Essa pergunta é a resposta de Carlos Caboclo, da Meca Sports, administradora do Taubaté na Série A3 do Campeonato Paulista, que começa hoje (23), com oito partidas. O time do Vale do Paraíba será dirigido pela dupla Piorra Mendonça-Jandir de Freitas. O primeiro desafio de ambos será em casa, às 16 horas (horário da rodada), contra o Marília, vice-campeão da Série B1A em 1999.

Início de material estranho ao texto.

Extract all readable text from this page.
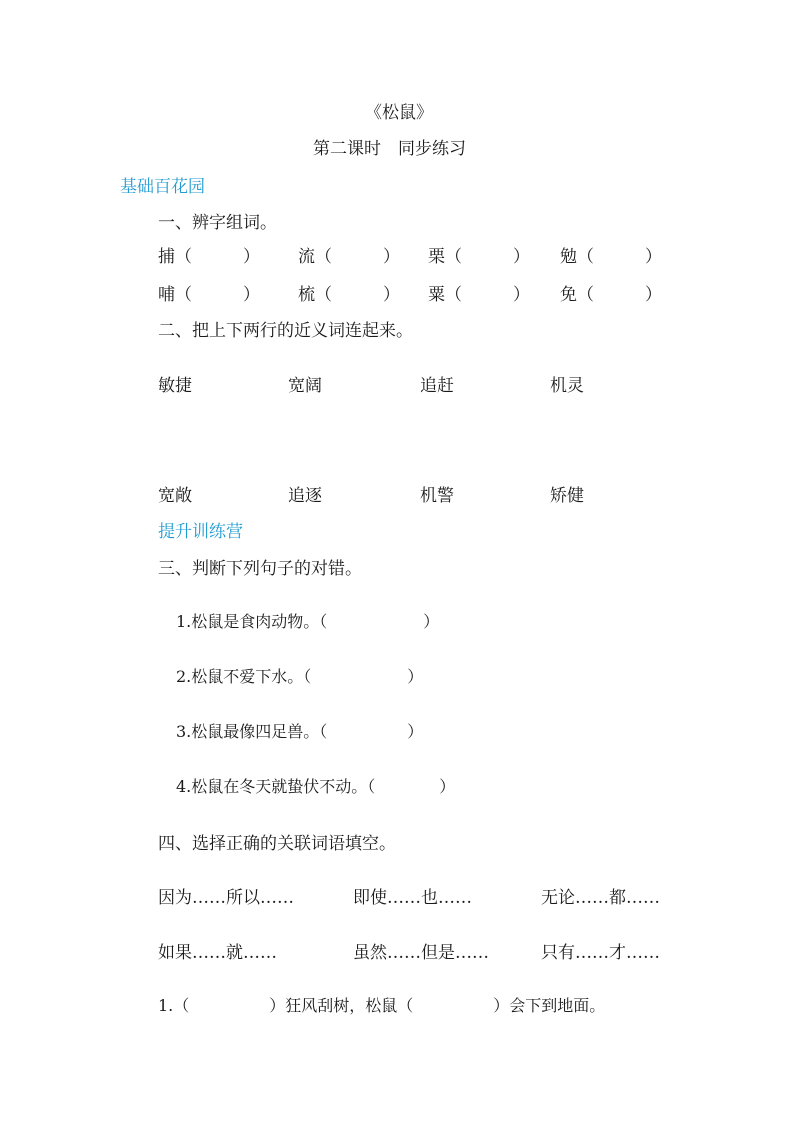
《松鼠》
第二课时　同步练习
基础百花园
一、辨字组词。
捕（　　　） 流（　　　） 栗（　　　） 勉（　　　）
哺（　　　） 梳（　　　） 粟（　　　） 免（　　　）
二、把上下两行的近义词连起来。
敏捷	宽阔	追赶	机灵
宽敞	追逐	机警	矫健
提升训练营
三、判断下列句子的对错。
1.松鼠是食肉动物。（　　　　　　）
2.松鼠不爱下水。（　　　　　　）
3.松鼠最像四足兽。（　　　　　）
4.松鼠在冬天就蛰伏不动。（　　　　）
四、选择正确的关联词语填空。
因为……所以……	即使……也……	无论……都……
如果……就……	虽然……但是……	只有……才……
1.（　　　　　）狂风刮树，松鼠（　　　　　）会下到地面。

"Os dois serão uma só pessoa", avisa Piorra, de 48 anos, que foi primeiro contratado e indicou o amigo Freitas (ex-Palmeiras e Coritiba), de 44. Por ser mais experiente na função, Piorra ficará mais no banco de reservas, pois é permitido só um treinador no local. O outro ficará nas arquibancadas, observando e passando informações para o companheiro por um aparelho de transmissão. "Conversamos muito durante e após o trabalho", diz Freitas, empolgado com a chance de retornar ao futebol depois de desgastar-se como padeiro. "Onde existe diálogo, chega-se ao objetivo", emenda ele. "Espero que isso dure até o final da competição, mas dependemos de resultados." Se os resultados não agradarem, ao invés de um demitido, serão dois. Mas ambos estão animados. "Duas cabeças pensam melhor que uma e os jogadores e a cidade estão gostando", diz Freitas, que fará as palestras no vestiário. Poderá, no entanto, ocorrer um revezamento no banco. Ciúmes ou traições, pelo menos, eles garantem que não existirão.
"A idéia foi minha e, se tivesse algum problema, seria cômodo colocar o Freitas como meu auxiliar ou no time júnior", comenta Piorra, apostando no sucesso do trabalho integrado. E não vão deslocar-se como olheiro, que ficará a cargo de outra pessoa.
Taubaté e Marília estão no Grupo 3, ao lado de União e São Bento, que jogam hoje (23) em Mogi das Cruzes. O São Bento quer voltar aos bons tempos, em breve, com Unibol, de Pernambuco, que assumiu o clube. O União, ao lado de Internacional de Bebedouro e XV de Jaú, apostam na nova geração e investem em equipes sub-23 (não haverá rebaixamento na 1.a fase), o que renderá R$ 50 mil para cada um, oferecidos pela FPF. A Inter tem até um especialista no assunto: o técnico Sergio Clerice, que jogou 18 anos na Itália e já dirigiu Palmeiras e Santos. "É o tipo de trabalho que gosto", diz Clerice, que também atua como empresário.
A Inter está no Grupo 4 e estréia contra o Jaboticabal, dirigido por Vílson Tadei, fora de casa. Na mesma chave, o Olímpia (de Souza, ex-jogador do Bragantino) recebe a Ferroviária (de João Ricardo Cardoso, que obteve três acessos seguidos pelo Oeste). Pelo Grupo 1, Polozi comandará o Garça contra seu ex-time, o Bandeirante, de Birigui, que manteve a base do ano passado, menos o artilheiro Reginaldo, que fez 28 gols. Noroeste e Coríntians-PP, rebaixados da A2 em 1999, enfrentam-se em Bauru. Pelo Grupo 2, o XV e Nacional jogam em Jaú. Em Limeira, o Independente, campeão da Série B1A em 1999 e comandado administrativamente pelo trio Bernardo-Lê-João Luís, enfrentará o Atlético Sorocaba, do desconhecido Toninho Cobra.